Pour l’édition, c’est un format seinen classique de l’éditeur qui bénéficie de tout son savoir faire en matière de fabrication. L’ouvrage est solide, avec un bon équilibre entre rigidité et souplesse. Au niveau de l’impression, difficile de juger des noirs puisqu’il n’y en a quasiment pas ; le graphisme de l’auteur ne s’y prêtant pas.
En ce qui concerne la traduction, on sent le travail de Miyako SLOCOMBE sur certains termes techniques mais aussi sur le vocabulaire spécifique à l’oeuvre de TEZUKA. Puisque certains termes et certains noms reviennent, il était donc nécessaire de garder une certaine cohérence.

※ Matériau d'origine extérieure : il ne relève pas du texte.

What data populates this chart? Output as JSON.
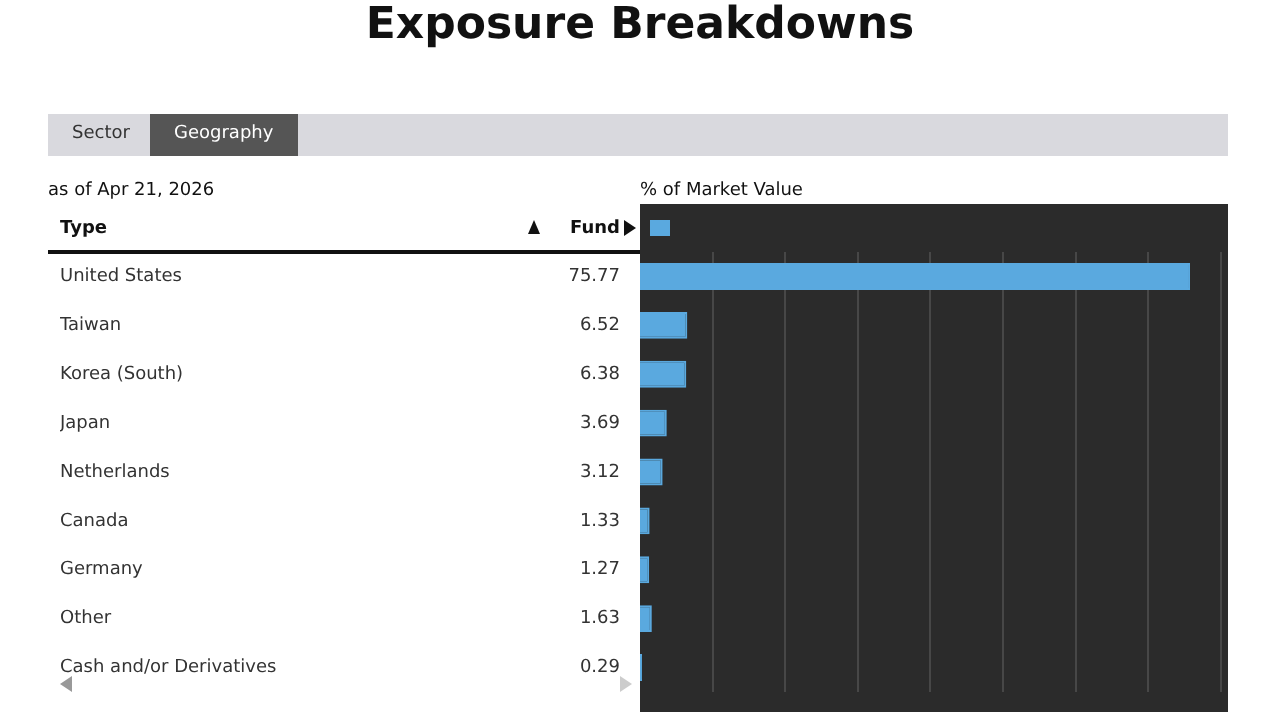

Robot Wars - Astro joins the fight !

Graphisme - 50%
Histoire - 59%
Mise en scène - 63%
Originalité - 65%
Edition - 75%
Dans son genre - 70%

64%

nucléaire

Atom The Beginning est un manga destiné avant tout aux fans de TEZUKA et de son univers et ce, même s’il est accessible à tous. L’auteur est parvenu à bien saisir l’esprit des personnages d’origine et il faut avouer que ça fait plaisir de retrouver Ochanomizu et Tenma. En fait, ce qui manque, c’est une véritable direction pour l’histoire. Pourtant, avec son graphisme atypique, le titre reste une jolie prise de risque de la part de Kana qui continue à surprendre avec des séries qui sortent du lot. 




A propos de Ours256

Ours256

J’aime bien regarder des trucs chelous… et les langues aussi.

Un commentaire

  1. Pour ma part, j’ai vraiment pris plaisir à la lecture de ce titre, plutôt frais et j’ai accroché au dessin très spontané de Kasahara. On sent que la noirceur du récit n’est pas très loin et les personnages sont sympathiques.
    J’attends la suite avec impatience.